Every family needs a Ruth.
Every church needs a Ruth.
Even though I spent only a few minutes with Ruth, she permanently colored my picture of senior adults’ impact in faith-pursuing families.
Ruth wore thick glasses and appeared to be in her late eighties. After hearing me present our research about Sticky Faith families at an evening church seminar, she approached me as I was putting away my laptop, to share her own strategy for helping students stay connected with God.
Ruth explained, “At the start of every fall, I ask our church for a list of the high school seniors who have just graduated. I get those students’ names and addresses, and I write them all letters to let them know I’m thinking of them and praying for them. I tell them they don’t have to write me back, and most don’t. But when they come home at Thanksgiving or Christmas, they thank me for writing them.”
As I drove away from the host church, I couldn’t stop thinking about Ruth. Her willingness to put pen to paper to write each student one letter at the start of every fall was inspiring.
The next day, I felt prompted to share about Ruth as I was teaching our Sticky Faith research in the same city but to a different audience. Or as I was about to find out, to a mostly different audience.
After I described Ruth and her amazing commitment to write one letter at the start of every fall to each high school graduate, an audience member raised his hand. I called on him, and he stood to explain, “I was here last night and saw Ruth talking to you. I know Ruth. We’re part of the same church. She doesn’t write those high school graduates once at the start of every fall. She writes them every week.”
Maybe you’re thinking what I and many audience members said aloud that day: Wow.
Ruth reminds us that there’s a group of people with untapped potential to don a jersey and join your family’s Sticky Faith team.

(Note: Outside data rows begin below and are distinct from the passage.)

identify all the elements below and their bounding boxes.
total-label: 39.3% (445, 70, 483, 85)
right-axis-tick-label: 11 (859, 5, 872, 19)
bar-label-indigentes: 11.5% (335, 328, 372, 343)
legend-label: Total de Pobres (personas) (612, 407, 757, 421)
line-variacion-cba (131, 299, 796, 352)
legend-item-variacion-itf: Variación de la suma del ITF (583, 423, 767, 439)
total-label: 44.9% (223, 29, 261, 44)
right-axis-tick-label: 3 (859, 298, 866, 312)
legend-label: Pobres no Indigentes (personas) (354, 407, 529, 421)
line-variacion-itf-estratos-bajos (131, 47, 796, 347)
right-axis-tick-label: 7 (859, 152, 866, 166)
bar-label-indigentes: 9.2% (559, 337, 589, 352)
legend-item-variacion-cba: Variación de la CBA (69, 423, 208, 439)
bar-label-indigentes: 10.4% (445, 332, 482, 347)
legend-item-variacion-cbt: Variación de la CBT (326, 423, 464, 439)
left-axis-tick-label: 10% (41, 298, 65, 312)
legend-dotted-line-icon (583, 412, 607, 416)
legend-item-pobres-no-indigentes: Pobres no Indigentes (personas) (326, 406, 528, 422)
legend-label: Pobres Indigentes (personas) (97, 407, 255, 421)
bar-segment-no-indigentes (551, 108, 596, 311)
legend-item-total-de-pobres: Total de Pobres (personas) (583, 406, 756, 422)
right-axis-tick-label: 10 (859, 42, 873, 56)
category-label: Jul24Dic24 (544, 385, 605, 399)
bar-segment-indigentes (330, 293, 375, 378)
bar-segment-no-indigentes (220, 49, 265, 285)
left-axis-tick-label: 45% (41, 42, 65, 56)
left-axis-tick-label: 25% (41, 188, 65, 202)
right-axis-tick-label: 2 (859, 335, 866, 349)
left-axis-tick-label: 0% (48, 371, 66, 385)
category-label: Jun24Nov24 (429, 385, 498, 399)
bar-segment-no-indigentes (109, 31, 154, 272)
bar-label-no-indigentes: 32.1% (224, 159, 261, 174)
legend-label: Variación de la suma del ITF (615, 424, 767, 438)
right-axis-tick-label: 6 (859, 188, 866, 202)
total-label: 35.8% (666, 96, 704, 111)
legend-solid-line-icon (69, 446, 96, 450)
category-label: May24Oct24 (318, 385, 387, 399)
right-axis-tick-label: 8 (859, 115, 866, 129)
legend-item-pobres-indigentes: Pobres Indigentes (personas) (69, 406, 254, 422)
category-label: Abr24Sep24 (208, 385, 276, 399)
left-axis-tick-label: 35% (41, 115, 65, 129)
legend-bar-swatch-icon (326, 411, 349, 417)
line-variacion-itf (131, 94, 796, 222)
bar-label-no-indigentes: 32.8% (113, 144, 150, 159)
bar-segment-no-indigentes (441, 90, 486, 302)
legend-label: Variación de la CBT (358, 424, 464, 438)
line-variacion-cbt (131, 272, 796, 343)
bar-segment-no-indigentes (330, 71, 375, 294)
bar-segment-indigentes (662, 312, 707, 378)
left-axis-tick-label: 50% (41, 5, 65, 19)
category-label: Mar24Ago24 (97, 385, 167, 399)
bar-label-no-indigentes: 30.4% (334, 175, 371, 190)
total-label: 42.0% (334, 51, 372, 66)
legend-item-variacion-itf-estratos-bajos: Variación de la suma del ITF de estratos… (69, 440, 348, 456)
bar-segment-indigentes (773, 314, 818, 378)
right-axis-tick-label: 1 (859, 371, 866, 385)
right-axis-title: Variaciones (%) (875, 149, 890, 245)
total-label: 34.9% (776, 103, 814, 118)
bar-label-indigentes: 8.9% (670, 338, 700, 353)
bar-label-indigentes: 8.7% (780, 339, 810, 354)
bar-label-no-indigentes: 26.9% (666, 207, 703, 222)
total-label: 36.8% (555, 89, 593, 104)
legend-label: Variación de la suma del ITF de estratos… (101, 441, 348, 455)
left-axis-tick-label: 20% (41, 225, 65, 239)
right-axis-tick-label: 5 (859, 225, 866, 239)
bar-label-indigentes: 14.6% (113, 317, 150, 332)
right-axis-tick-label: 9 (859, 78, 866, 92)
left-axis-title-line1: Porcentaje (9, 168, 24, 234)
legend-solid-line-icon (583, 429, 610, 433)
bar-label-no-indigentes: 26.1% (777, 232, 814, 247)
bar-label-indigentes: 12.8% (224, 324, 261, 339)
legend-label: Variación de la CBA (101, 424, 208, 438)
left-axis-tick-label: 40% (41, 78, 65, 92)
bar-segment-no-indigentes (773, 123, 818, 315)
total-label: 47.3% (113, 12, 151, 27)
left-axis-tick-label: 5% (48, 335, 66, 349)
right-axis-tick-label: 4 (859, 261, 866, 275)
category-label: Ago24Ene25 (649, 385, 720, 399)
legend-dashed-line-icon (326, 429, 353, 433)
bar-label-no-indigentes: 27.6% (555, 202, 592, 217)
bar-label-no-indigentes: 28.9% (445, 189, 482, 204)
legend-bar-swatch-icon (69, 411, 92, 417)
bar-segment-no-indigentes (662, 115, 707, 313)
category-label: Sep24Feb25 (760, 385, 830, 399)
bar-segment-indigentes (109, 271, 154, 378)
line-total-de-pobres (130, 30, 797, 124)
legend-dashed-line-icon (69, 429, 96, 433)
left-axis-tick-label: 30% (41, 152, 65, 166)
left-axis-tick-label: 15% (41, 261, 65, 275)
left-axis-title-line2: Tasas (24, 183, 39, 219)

Grandparents Are More Involved Than Ever
Grandparents. Some are biological grandparents, meaning they are related to your kids. Others are adopted, or “functional,” grandparents, meaning they are not genetically related to your family but play the same role and relate to your kids like grandparents. 
Either way, the data supports what you may have noticed as you’ve looked at who is picking up kids after school: grandparents are more involved than ever.
According to gerontologist Dr. Vern Bengtson from the University of Southern California, the following factors are contributing to this increase in grandparents’ engagement.
• Senior adults’ health is improving, and their life expectancy is increasing.
• As more and more families have two parents who work outside of the home, grandparents are providing more after-school care.
• Grandparents have new ways to connect with their grandchildren through technology like Skype, Facebook, and text messaging.
As a result of these and other cultural factors, Bengtson and his team surmise that “Gen Xers and Millennials will have greater involvement with their grandparents—and, for some, their great-grandparents—than any previous generation of grandchildren in American history.”
In what ways have you seen senior adults build Sticky Faith in children and teenagers?
Adapted from the definition of “functional family” in Diana R. Garland, Family Ministry (Downers Grove, Ill.: InterVarsity, 1999), 38.
Vern L Bengtson, Norella M Putney and Susan Harris, Families and Faith (New York: Oxford University Press, 2013), 100.